The National Labor Relations Board on Thursday ruled that three southern California hospitals operated by HCA Healthcare Inc. improperly implemented pandemic pay programs in 2020 by not first reaching out to unions representing workers at those sites.
NLRB ordered the hospitals — Los Robles Hospital and Medical Center, West Hills Hospital and Medical Center, and Riverside Community Hospital — to rescind pandemic pay programs put in place in March 2020 that weren’t first cleared by Service Employees International Union Local 121 RN, which represents nurses at the hospitals.
The NLRB separately said Los Robles violated federal law by canceling the pandemic pay program in June 2020 for professional unit workers, which includes clinical lab scientists; physical, occupational and speech therapists; pharmacists, dieticians and social workers, without collaborating with the union.
“These violations occurred at a time when there was less scrutiny over hospitals’ practices because of the unprecedented pandemic,” Justin Crane of The Myers Law Group, legal counsel for the union, said in an emailed statement. “That does not excuse the employer from following the law. In fact, this was a time when healthcare workers needed even more protection—in terms of their organizing rights, their right to be safe at work, and their rights to bargain.”
A spokesperson for HCA Healthcare told HR Dive the system disagrees with the NLRB’s decision and is evaluating its legal options.
“At the onset of the Covid-19 pandemic, we moved quickly to have the supplies and protocols in place to protect the physical and financial security of our colleagues and their families.

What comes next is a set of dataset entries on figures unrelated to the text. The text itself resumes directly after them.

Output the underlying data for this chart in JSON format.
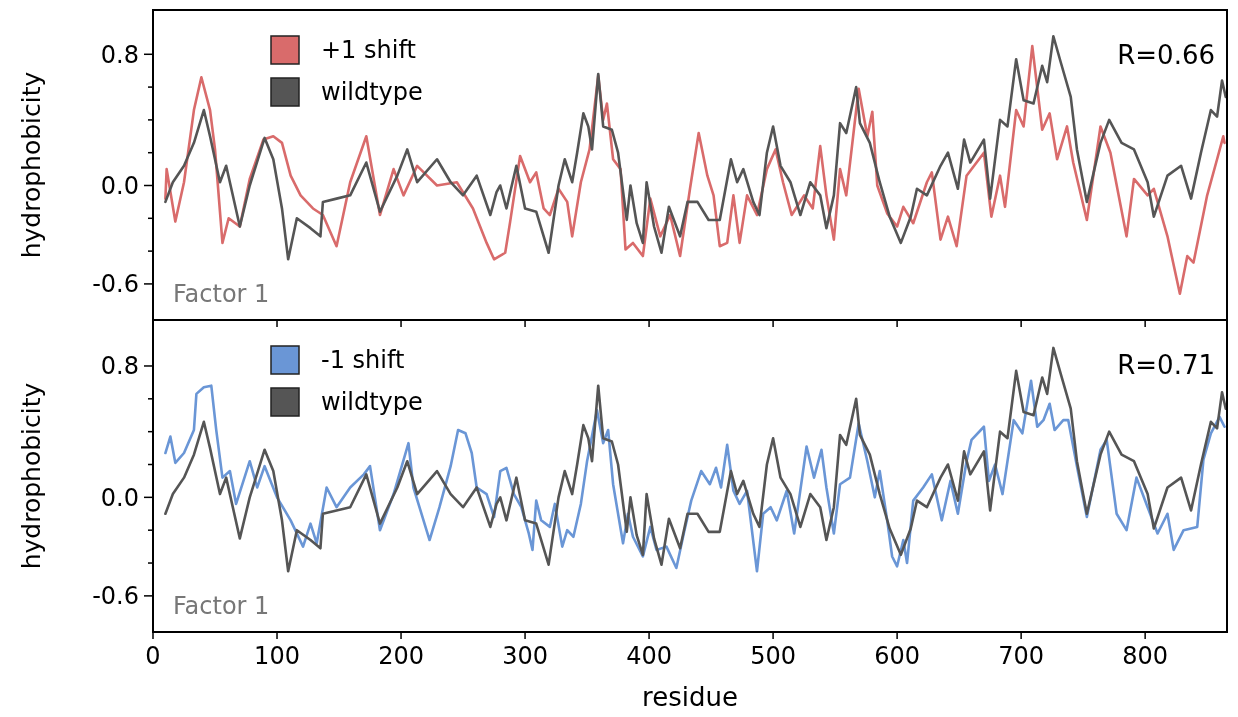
{
  "chart_data": [
    {
      "type": "line",
      "ylabel": "hydrophobicity",
      "annotations": [
        "Factor 1",
        "R=0.66"
      ],
      "legend": "top left",
      "tick_labels": "y",
      "xlim": [
        0,
        866
      ],
      "ylim": [
        -0.82,
        1.07
      ],
      "xticks": [
        {
          "value": 0,
          "label": null
        },
        {
          "value": 100,
          "label": null
        },
        {
          "value": 200,
          "label": null
        },
        {
          "value": 300,
          "label": null
        },
        {
          "value": 400,
          "label": null
        },
        {
          "value": 500,
          "label": null
        },
        {
          "value": 600,
          "label": null
        },
        {
          "value": 700,
          "label": null
        },
        {
          "value": 800,
          "label": null
        }
      ],
      "yticks": [
        {
          "value": -0.6,
          "label": "-0.6"
        },
        {
          "value": -0.4,
          "label": null
        },
        {
          "value": -0.2,
          "label": null
        },
        {
          "value": 0,
          "label": "0.0"
        },
        {
          "value": 0.2,
          "label": null
        },
        {
          "value": 0.4,
          "label": null
        },
        {
          "value": 0.6,
          "label": null
        },
        {
          "value": 0.8,
          "label": "0.8"
        }
      ],
      "series": [
        {
          "name": "+1 shift",
          "color": "#d96b6b",
          "x": [
            10,
            11,
            18,
            25,
            33,
            39,
            46,
            50,
            56,
            61,
            70,
            78,
            89,
            97,
            104,
            111,
            119,
            129,
            137,
            148,
            159,
            172,
            183,
            194,
            202,
            213,
            229,
            245,
            258,
            269,
            275,
            284,
            288,
            296,
            304,
            309,
            315,
            320,
            327,
            334,
            338,
            345,
            352,
            359,
            363,
            366,
            371,
            377,
            381,
            387,
            395,
            401,
            409,
            417,
            425,
            433,
            440,
            447,
            452,
            457,
            463,
            468,
            473,
            479,
            487,
            495,
            502,
            508,
            515,
            525,
            532,
            538,
            543,
            549,
            554,
            559,
            569,
            576,
            580,
            584,
            592,
            600,
            605,
            613,
            624,
            628,
            635,
            641,
            648,
            656,
            670,
            676,
            683,
            687,
            696,
            702,
            709,
            717,
            723,
            729,
            737,
            742,
            753,
            764,
            772,
            785,
            791,
            802,
            807,
            818,
            828,
            834,
            839,
            850,
            858,
            863,
            864
          ],
          "values": [
            -0.08,
            0.1,
            -0.22,
            0.02,
            0.46,
            0.66,
            0.46,
            0.22,
            -0.35,
            -0.2,
            -0.25,
            0.04,
            0.28,
            0.3,
            0.26,
            0.06,
            -0.06,
            -0.14,
            -0.18,
            -0.37,
            0.02,
            0.3,
            -0.18,
            0.1,
            -0.06,
            0.12,
            0,
            0.02,
            -0.14,
            -0.35,
            -0.45,
            -0.41,
            -0.22,
            0.18,
            0.02,
            0.08,
            -0.14,
            -0.18,
            -0.02,
            -0.1,
            -0.31,
            0.02,
            0.22,
            0.67,
            0.4,
            0.5,
            0.16,
            0.1,
            -0.39,
            -0.35,
            -0.43,
            -0.08,
            -0.31,
            -0.18,
            -0.43,
            -0.02,
            0.32,
            0.06,
            -0.06,
            -0.37,
            -0.35,
            -0.06,
            -0.35,
            -0.06,
            -0.18,
            0.1,
            0.22,
            0.02,
            -0.18,
            -0.06,
            -0.14,
            0.24,
            -0.06,
            -0.33,
            0.1,
            -0.06,
            0.59,
            0.3,
            0.45,
            0,
            -0.17,
            -0.25,
            -0.13,
            -0.23,
            0.02,
            0.08,
            -0.33,
            -0.19,
            -0.37,
            0.06,
            0.2,
            -0.19,
            0.06,
            -0.13,
            0.46,
            0.36,
            0.85,
            0.34,
            0.44,
            0.16,
            0.36,
            0.14,
            -0.21,
            0.36,
            0.2,
            -0.31,
            0.04,
            -0.06,
            -0.02,
            -0.31,
            -0.66,
            -0.43,
            -0.47,
            -0.06,
            0.16,
            0.3,
            0.26
          ]
        },
        {
          "name": "wildtype",
          "color": "#555555",
          "x": [
            10,
            16,
            25,
            33,
            41,
            46,
            54,
            59,
            70,
            78,
            90,
            97,
            104,
            109,
            116,
            127,
            135,
            137,
            148,
            159,
            172,
            183,
            197,
            205,
            213,
            229,
            240,
            250,
            261,
            272,
            277,
            280,
            285,
            293,
            300,
            309,
            319,
            327,
            332,
            338,
            342,
            347,
            351,
            354,
            359,
            363,
            370,
            375,
            382,
            385,
            390,
            395,
            398,
            404,
            410,
            416,
            425,
            431,
            439,
            448,
            457,
            466,
            471,
            476,
            484,
            489,
            495,
            500,
            506,
            514,
            522,
            530,
            538,
            543,
            549,
            554,
            559,
            567,
            570,
            578,
            586,
            594,
            603,
            611,
            616,
            624,
            635,
            641,
            649,
            654,
            659,
            670,
            675,
            683,
            689,
            696,
            702,
            710,
            717,
            721,
            726,
            732,
            740,
            745,
            753,
            764,
            771,
            781,
            791,
            802,
            807,
            818,
            829,
            837,
            845,
            853,
            858,
            862,
            865
          ],
          "values": [
            -0.1,
            0.02,
            0.12,
            0.26,
            0.46,
            0.3,
            0.02,
            0.12,
            -0.25,
            0,
            0.29,
            0.16,
            -0.14,
            -0.45,
            -0.2,
            -0.26,
            -0.31,
            -0.1,
            -0.08,
            -0.06,
            0.14,
            -0.16,
            0.06,
            0.22,
            0.02,
            0.16,
            0.02,
            -0.06,
            0.06,
            -0.18,
            -0.04,
            0,
            -0.14,
            0.12,
            -0.14,
            -0.16,
            -0.41,
            0,
            0.16,
            0.02,
            0.2,
            0.44,
            0.36,
            0.22,
            0.68,
            0.36,
            0.34,
            0.2,
            -0.21,
            0,
            -0.23,
            -0.35,
            0.02,
            -0.25,
            -0.41,
            -0.13,
            -0.31,
            -0.1,
            -0.1,
            -0.21,
            -0.21,
            0.16,
            0.02,
            0.1,
            -0.1,
            -0.18,
            0.2,
            0.36,
            0.12,
            0.02,
            -0.18,
            0.02,
            -0.06,
            -0.26,
            -0.06,
            0.38,
            0.32,
            0.6,
            0.38,
            0.26,
            0.02,
            -0.19,
            -0.35,
            -0.19,
            -0.02,
            -0.06,
            0.12,
            0.2,
            -0.02,
            0.28,
            0.14,
            0.28,
            -0.08,
            0.4,
            0.36,
            0.77,
            0.52,
            0.5,
            0.73,
            0.63,
            0.91,
            0.75,
            0.54,
            0.22,
            -0.1,
            0.26,
            0.4,
            0.26,
            0.22,
            0.02,
            -0.19,
            0.06,
            0.12,
            -0.08,
            0.2,
            0.46,
            0.42,
            0.64,
            0.54
          ]
        }
      ]
    },
    {
      "type": "line",
      "xlabel": "residue",
      "ylabel": "hydrophobicity",
      "annotations": [
        "Factor 1",
        "R=0.71"
      ],
      "legend": "top left",
      "xlim": [
        0,
        866
      ],
      "ylim": [
        -0.82,
        1.08
      ],
      "xticks": [
        0,
        100,
        200,
        300,
        400,
        500,
        600,
        700,
        800
      ],
      "yticks": [
        {
          "value": -0.6,
          "label": "-0.6"
        },
        {
          "value": -0.4,
          "label": null
        },
        {
          "value": -0.2,
          "label": null
        },
        {
          "value": 0,
          "label": "0.0"
        },
        {
          "value": 0.2,
          "label": null
        },
        {
          "value": 0.4,
          "label": null
        },
        {
          "value": 0.6,
          "label": null
        },
        {
          "value": 0.8,
          "label": "0.8"
        }
      ],
      "series": [
        {
          "name": "-1 shift",
          "color": "#6a96d6",
          "x": [
            10,
            14,
            18,
            25,
            33,
            35,
            41,
            47,
            51,
            56,
            62,
            67,
            78,
            84,
            90,
            100,
            111,
            121,
            127,
            132,
            140,
            148,
            159,
            170,
            175,
            183,
            194,
            206,
            210,
            223,
            231,
            240,
            246,
            252,
            257,
            261,
            269,
            275,
            280,
            285,
            291,
            297,
            303,
            306,
            309,
            313,
            320,
            324,
            330,
            334,
            339,
            345,
            350,
            358,
            363,
            367,
            371,
            379,
            383,
            387,
            395,
            401,
            406,
            414,
            422,
            428,
            434,
            442,
            449,
            454,
            458,
            463,
            468,
            473,
            479,
            487,
            492,
            498,
            503,
            511,
            517,
            527,
            533,
            539,
            543,
            549,
            554,
            562,
            569,
            576,
            582,
            586,
            592,
            596,
            600,
            605,
            608,
            613,
            621,
            628,
            636,
            643,
            649,
            656,
            660,
            670,
            674,
            679,
            685,
            694,
            701,
            708,
            713,
            718,
            723,
            727,
            734,
            738,
            745,
            753,
            764,
            769,
            777,
            785,
            793,
            802,
            810,
            818,
            823,
            831,
            842,
            847,
            853,
            860,
            864
          ],
          "values": [
            0.27,
            0.37,
            0.21,
            0.27,
            0.41,
            0.63,
            0.67,
            0.68,
            0.41,
            0.12,
            0.16,
            -0.04,
            0.22,
            0.06,
            0.19,
            0,
            -0.14,
            -0.3,
            -0.16,
            -0.28,
            0.06,
            -0.06,
            0.06,
            0.14,
            0.19,
            -0.2,
            0.02,
            0.33,
            0.06,
            -0.26,
            -0.06,
            0.19,
            0.41,
            0.39,
            0.27,
            0.06,
            0.02,
            -0.12,
            0.16,
            0.18,
            0.02,
            -0.06,
            -0.22,
            -0.32,
            -0.02,
            -0.14,
            -0.18,
            -0.04,
            -0.3,
            -0.2,
            -0.24,
            -0.04,
            0.22,
            0.53,
            0.33,
            0.41,
            0.08,
            -0.28,
            -0.1,
            -0.24,
            -0.36,
            -0.18,
            -0.32,
            -0.3,
            -0.43,
            -0.22,
            -0.02,
            0.16,
            0.08,
            0.18,
            0.06,
            0.32,
            0.04,
            -0.04,
            0.04,
            -0.45,
            -0.1,
            -0.06,
            -0.14,
            0.04,
            -0.22,
            0.31,
            0.12,
            0.29,
            0.06,
            -0.22,
            0.08,
            0.12,
            0.45,
            0.22,
            0,
            0.16,
            -0.14,
            -0.36,
            -0.42,
            -0.26,
            -0.4,
            -0.02,
            0.06,
            0.14,
            -0.14,
            0.1,
            -0.1,
            0.22,
            0.35,
            0.43,
            0.1,
            0.2,
            0.02,
            0.47,
            0.39,
            0.71,
            0.43,
            0.47,
            0.57,
            0.41,
            0.47,
            0.47,
            0.19,
            -0.12,
            0.29,
            0.35,
            -0.1,
            -0.2,
            0.12,
            -0.06,
            -0.22,
            -0.1,
            -0.32,
            -0.2,
            -0.18,
            0.23,
            0.39,
            0.49,
            0.43
          ]
        },
        {
          "name": "wildtype",
          "color": "#555555",
          "x": [
            10,
            16,
            25,
            33,
            41,
            46,
            54,
            59,
            70,
            78,
            90,
            97,
            104,
            109,
            116,
            127,
            135,
            137,
            148,
            159,
            172,
            183,
            197,
            205,
            213,
            229,
            240,
            250,
            261,
            272,
            277,
            280,
            285,
            293,
            300,
            309,
            319,
            327,
            332,
            338,
            342,
            347,
            351,
            354,
            359,
            363,
            370,
            375,
            382,
            385,
            390,
            395,
            398,
            404,
            410,
            416,
            425,
            431,
            439,
            448,
            457,
            466,
            471,
            476,
            484,
            489,
            495,
            500,
            506,
            514,
            522,
            530,
            538,
            543,
            549,
            554,
            559,
            567,
            570,
            578,
            586,
            594,
            603,
            611,
            616,
            624,
            635,
            641,
            649,
            654,
            659,
            670,
            675,
            683,
            689,
            696,
            702,
            710,
            717,
            721,
            726,
            732,
            740,
            745,
            753,
            764,
            771,
            781,
            791,
            802,
            807,
            818,
            829,
            837,
            845,
            853,
            858,
            862,
            865
          ],
          "values": [
            -0.1,
            0.02,
            0.12,
            0.26,
            0.46,
            0.3,
            0.02,
            0.12,
            -0.25,
            0,
            0.29,
            0.16,
            -0.14,
            -0.45,
            -0.2,
            -0.26,
            -0.31,
            -0.1,
            -0.08,
            -0.06,
            0.14,
            -0.16,
            0.06,
            0.22,
            0.02,
            0.16,
            0.02,
            -0.06,
            0.06,
            -0.18,
            -0.04,
            0,
            -0.14,
            0.12,
            -0.14,
            -0.16,
            -0.41,
            0,
            0.16,
            0.02,
            0.2,
            0.44,
            0.36,
            0.22,
            0.68,
            0.36,
            0.34,
            0.2,
            -0.21,
            0,
            -0.23,
            -0.35,
            0.02,
            -0.25,
            -0.41,
            -0.13,
            -0.31,
            -0.1,
            -0.1,
            -0.21,
            -0.21,
            0.16,
            0.02,
            0.1,
            -0.1,
            -0.18,
            0.2,
            0.36,
            0.12,
            0.02,
            -0.18,
            0.02,
            -0.06,
            -0.26,
            -0.06,
            0.38,
            0.32,
            0.6,
            0.38,
            0.26,
            0.02,
            -0.19,
            -0.35,
            -0.19,
            -0.02,
            -0.06,
            0.12,
            0.2,
            -0.02,
            0.28,
            0.14,
            0.28,
            -0.08,
            0.4,
            0.36,
            0.77,
            0.52,
            0.5,
            0.73,
            0.63,
            0.91,
            0.75,
            0.54,
            0.22,
            -0.1,
            0.26,
            0.4,
            0.26,
            0.22,
            0.02,
            -0.19,
            0.06,
            0.12,
            -0.08,
            0.2,
            0.46,
            0.42,
            0.64,
            0.54
          ]
        }
      ]
    }
  ]
}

This included securing and monitoring sufficient supplies of protective gear, and introducing a pandemic pay program that continued paying colleagues 70% of their salary — even when there was no work for them due to government mandates that halted many elective procedures,” spokesperson Carmella Gutierrez said via email.
“At a time when other health systems were laying off employees, we did not,” Gutierrez continued in her mail. “In 2020, our pandemic pay program helped more than 127,000 HCA Healthcare colleagues support themselves and their families,” the spokesperson said.
Unfair labor charges filed with the NLRB have been on the rise in recent years. In the first six months of fiscal year 2023, which ended March 31, unfair labor charges were up 16% to 9,292 charges from the previous period last year, the agency said. Union representation petitions for the same period climbed up 2%, from 1,174 to 1,200.
In FY 2022, the NLRB had a record increase in cases, with unfair labor charges and union representation petitions spiking 23%, from 16,720 to 20,498, marking the biggest single-year increase in 46 years and the greatest percentage increase in 63 years, NLRB said. And the agency said FY 2023 is on pace to record the second-largest increase in filings since FY 1959.